Although Prime Minister Shinzo Abe wants to clinch large-scale free trade agreements with a range of countries to help spur economic growth, negotiations have stalled over the extent of trade liberalization those countries expect.
Abe hopes to leverage anticipated progress in talks on the Trans-Pacific Partnership free trade bloc, where a deal seems possible this spring, to help resolve such deadlocks.
Large-scale FTA negotiations accelerated in 2013, when Japan joined the TPP talks. The group of 12 countries accounts for some 40 percent of global nominal gross domestic product.
Around the time it joined the TPP talks, Japan also entered Regional Comprehensive Economic Partnership (RCEP) negotiations with 15 other Asia-Pacific countries, which include China, South Korea and India.

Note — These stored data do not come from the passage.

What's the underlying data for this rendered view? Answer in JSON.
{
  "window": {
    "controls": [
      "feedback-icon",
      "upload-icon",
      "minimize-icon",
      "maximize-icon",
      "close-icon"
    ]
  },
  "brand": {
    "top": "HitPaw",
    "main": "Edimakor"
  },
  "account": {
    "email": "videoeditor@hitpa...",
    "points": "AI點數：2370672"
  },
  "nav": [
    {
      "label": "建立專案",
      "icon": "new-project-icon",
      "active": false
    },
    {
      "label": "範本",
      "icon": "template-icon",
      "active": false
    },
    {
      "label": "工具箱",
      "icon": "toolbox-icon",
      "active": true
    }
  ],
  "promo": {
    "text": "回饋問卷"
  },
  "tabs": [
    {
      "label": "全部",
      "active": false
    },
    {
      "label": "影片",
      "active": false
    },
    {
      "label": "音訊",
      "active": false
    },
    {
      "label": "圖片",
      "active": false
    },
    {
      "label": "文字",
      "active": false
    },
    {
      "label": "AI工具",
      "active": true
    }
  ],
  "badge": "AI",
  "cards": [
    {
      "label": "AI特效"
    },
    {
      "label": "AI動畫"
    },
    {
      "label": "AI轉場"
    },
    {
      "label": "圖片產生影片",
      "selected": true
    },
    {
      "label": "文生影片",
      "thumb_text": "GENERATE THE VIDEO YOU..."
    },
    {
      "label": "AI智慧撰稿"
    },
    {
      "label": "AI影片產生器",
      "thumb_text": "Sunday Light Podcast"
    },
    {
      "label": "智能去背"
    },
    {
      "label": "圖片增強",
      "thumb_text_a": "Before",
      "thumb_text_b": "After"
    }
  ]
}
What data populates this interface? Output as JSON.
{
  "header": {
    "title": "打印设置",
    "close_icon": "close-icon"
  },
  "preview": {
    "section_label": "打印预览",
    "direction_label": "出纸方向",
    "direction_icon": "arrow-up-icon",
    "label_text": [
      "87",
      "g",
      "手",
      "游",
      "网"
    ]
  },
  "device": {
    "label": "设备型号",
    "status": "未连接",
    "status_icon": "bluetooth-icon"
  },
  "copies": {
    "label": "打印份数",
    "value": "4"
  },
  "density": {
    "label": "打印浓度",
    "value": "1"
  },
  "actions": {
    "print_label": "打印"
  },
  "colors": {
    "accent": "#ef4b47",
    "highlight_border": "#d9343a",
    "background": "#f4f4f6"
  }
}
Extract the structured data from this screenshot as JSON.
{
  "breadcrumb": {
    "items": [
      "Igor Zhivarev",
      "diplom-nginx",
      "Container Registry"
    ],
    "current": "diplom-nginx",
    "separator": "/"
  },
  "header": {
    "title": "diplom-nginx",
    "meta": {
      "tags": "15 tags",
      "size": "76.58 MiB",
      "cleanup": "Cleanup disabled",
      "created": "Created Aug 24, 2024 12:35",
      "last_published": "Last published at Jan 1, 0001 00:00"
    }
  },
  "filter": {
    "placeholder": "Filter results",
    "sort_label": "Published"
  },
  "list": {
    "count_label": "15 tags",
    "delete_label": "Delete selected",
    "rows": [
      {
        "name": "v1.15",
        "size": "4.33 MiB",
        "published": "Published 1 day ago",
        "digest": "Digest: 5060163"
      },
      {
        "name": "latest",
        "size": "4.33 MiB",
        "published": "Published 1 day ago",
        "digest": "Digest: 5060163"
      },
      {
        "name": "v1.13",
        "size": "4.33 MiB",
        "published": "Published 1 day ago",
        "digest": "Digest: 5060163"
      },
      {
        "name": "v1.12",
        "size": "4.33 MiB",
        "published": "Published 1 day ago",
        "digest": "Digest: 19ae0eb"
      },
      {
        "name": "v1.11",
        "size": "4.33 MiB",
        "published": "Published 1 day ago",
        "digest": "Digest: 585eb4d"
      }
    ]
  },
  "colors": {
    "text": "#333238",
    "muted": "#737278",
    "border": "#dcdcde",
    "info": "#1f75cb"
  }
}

Talks on a planned trilateral Japan-China-South Korea free trade agreement also kicked off the same year.
Japan initially aimed for deals in 2015 on the RCEP and the Japan-China-South Korea talks, but both are now stalled.
Clashes of opinion were especially notable in the RCEP negotiations, with China and South Korea starting to insist last month that they wanted the minimum level of trade liberalization to be set at about half of the originally envisaged 80 percent.

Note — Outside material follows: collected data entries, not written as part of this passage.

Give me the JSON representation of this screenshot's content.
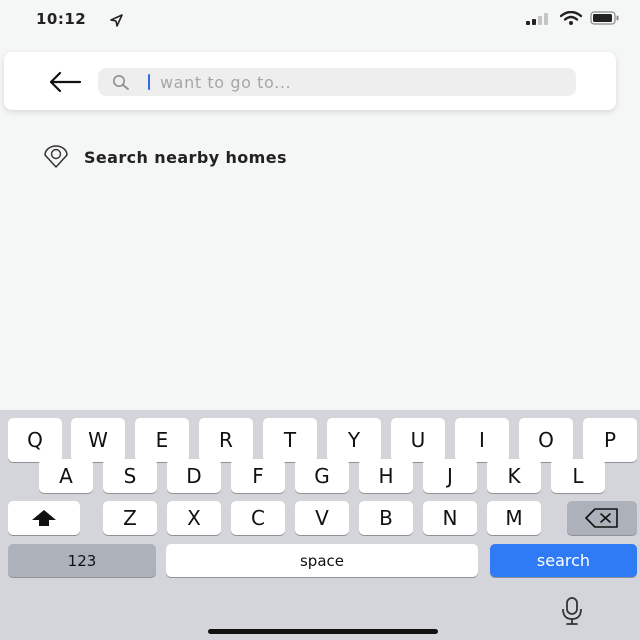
{
  "status_bar": {
    "time": "10:12"
  },
  "search": {
    "placeholder": "want to go to...",
    "value": ""
  },
  "nearby": {
    "label": "Search nearby homes"
  },
  "keyboard": {
    "row1": [
      "Q",
      "W",
      "E",
      "R",
      "T",
      "Y",
      "U",
      "I",
      "O",
      "P"
    ],
    "row2": [
      "A",
      "S",
      "D",
      "F",
      "G",
      "H",
      "J",
      "K",
      "L"
    ],
    "row3": [
      "Z",
      "X",
      "C",
      "V",
      "B",
      "N",
      "M"
    ],
    "numbers_label": "123",
    "space_label": "space",
    "search_label": "search"
  }
}
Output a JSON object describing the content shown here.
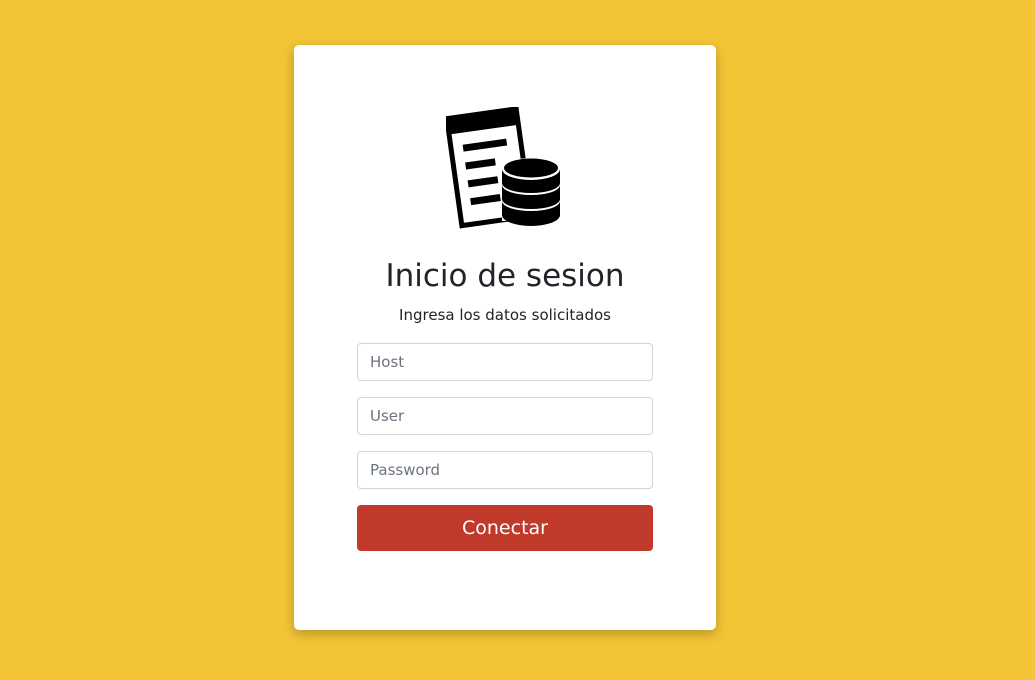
{
  "login": {
    "logo_icon": "document-database-icon",
    "title": "Inicio de sesion",
    "subtitle": "Ingresa los datos solicitados",
    "fields": {
      "host": {
        "placeholder": "Host",
        "value": ""
      },
      "user": {
        "placeholder": "User",
        "value": ""
      },
      "password": {
        "placeholder": "Password",
        "value": ""
      }
    },
    "submit_label": "Conectar"
  },
  "colors": {
    "background": "#f3c536",
    "card": "#ffffff",
    "button": "#c0392b",
    "text": "#212529"
  }
}
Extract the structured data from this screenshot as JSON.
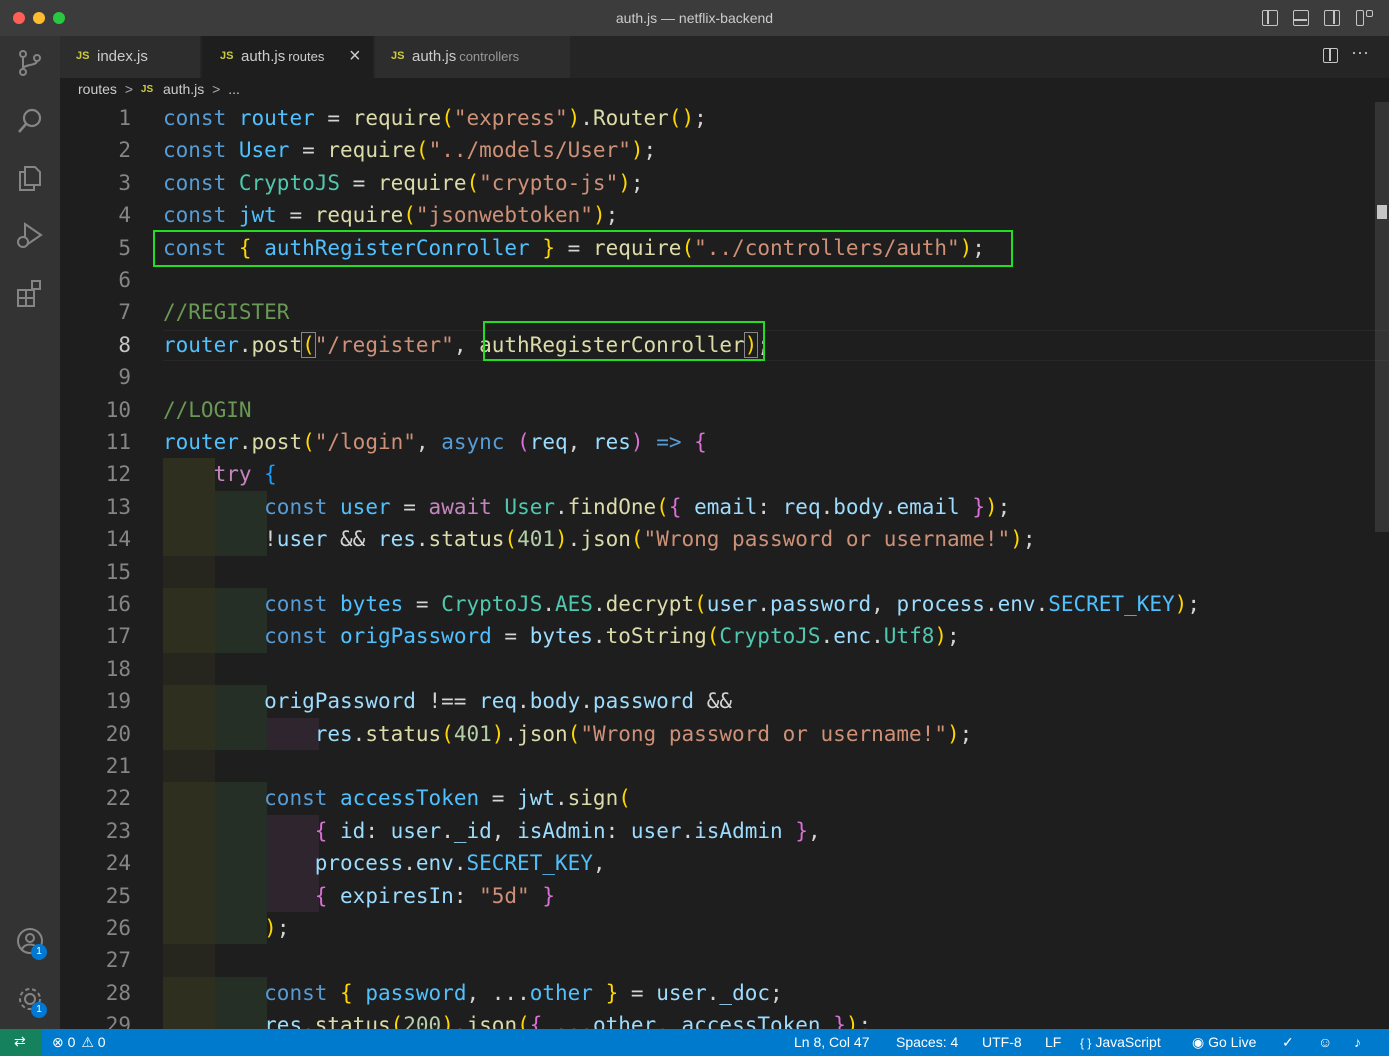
{
  "window": {
    "title": "auth.js — netflix-backend"
  },
  "tabs": [
    {
      "label": "index.js",
      "desc": "",
      "icon": "JS"
    },
    {
      "label": "auth.js",
      "desc": "routes",
      "icon": "JS",
      "active": true,
      "close": "×"
    },
    {
      "label": "auth.js",
      "desc": "controllers",
      "icon": "JS"
    }
  ],
  "breadcrumb": {
    "folder": "routes",
    "sep": ">",
    "icon": "JS",
    "file": "auth.js",
    "more": "..."
  },
  "editor": {
    "line_numbers": [
      "1",
      "2",
      "3",
      "4",
      "5",
      "6",
      "7",
      "8",
      "9",
      "10",
      "11",
      "12",
      "13",
      "14",
      "15",
      "16",
      "17",
      "18",
      "19",
      "20",
      "21",
      "22",
      "23",
      "24",
      "25",
      "26",
      "27",
      "28",
      "29"
    ],
    "current_line": 8
  },
  "activity_badges": {
    "accounts": "1",
    "settings": "1"
  },
  "status": {
    "errors": "0",
    "warnings": "0",
    "position": "Ln 8, Col 47",
    "spaces": "Spaces: 4",
    "encoding": "UTF-8",
    "eol": "LF",
    "language_icon": "{ }",
    "language": "JavaScript",
    "golive": "Go Live"
  },
  "colors": {
    "statusbar": "#007acc",
    "remote": "#16825d",
    "highlight_box": "#22dd22",
    "titlebar": "#3c3c3c"
  }
}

Japan locked horns with China and South Korea over trade liberalization rates in negotiations over the proposed trilateral trade agreement between those countries.
China and South Korea also apparently teamed up to challenge the Japan-U.S. initiative for high-level trade and investment liberalization within the TPP framework.
“It is now uncertain whether Japan can reach accords in 2015” in the RCEP and Japan-China-South Korea talks, said a source with access to the negotiations.
The Abe administration has set a goal of lifting the share of Japan’s trade with free trade agreement partners to 70 percent of the value of its total trade from the current 20 percent.
To achieve this goal, “Japan needs something extra besides the TPP deal,” said a senior Foreign Ministry official.
Therefore, Japan hopes that having high-level trade rules in place from a TPP deal will give momentum to negotiations on other free trade agreements.
In early January, Japan and the United States will resume their bilateral trade talks, which are widely seen as pivotal to determining the fate of the overall TPP negotiations. The two countries hope to narrow their differences over tariffs on agricultural products and vehicles.
Apparently mindful of the U.S. presidential election campaign, which gets into full swing this fall, Akira Amari, minister in charge of TPP talks, said: “On procedural grounds, we’ll be in a tough situation if we don’t reach an overall accord by early spring.”
U.S. President Barack Obama faces the task of winning trade promotion authority from Congress before election campaigning begins, giving him full power to negotiate trade agreements with other countries. This is viewed as essential for early U.S. ratification of a TPP deal.
Other participating countries in the TPP talks are keenly aware of the importance of trade promotion authority, and hope to conclude their negotiations in time for its enactment in the United States.
All eyes are now on the course of TPP negotiations, which are may be in their final stages. Success or failure is widely expected to provide a marker for the future of other large-scale free trade talks.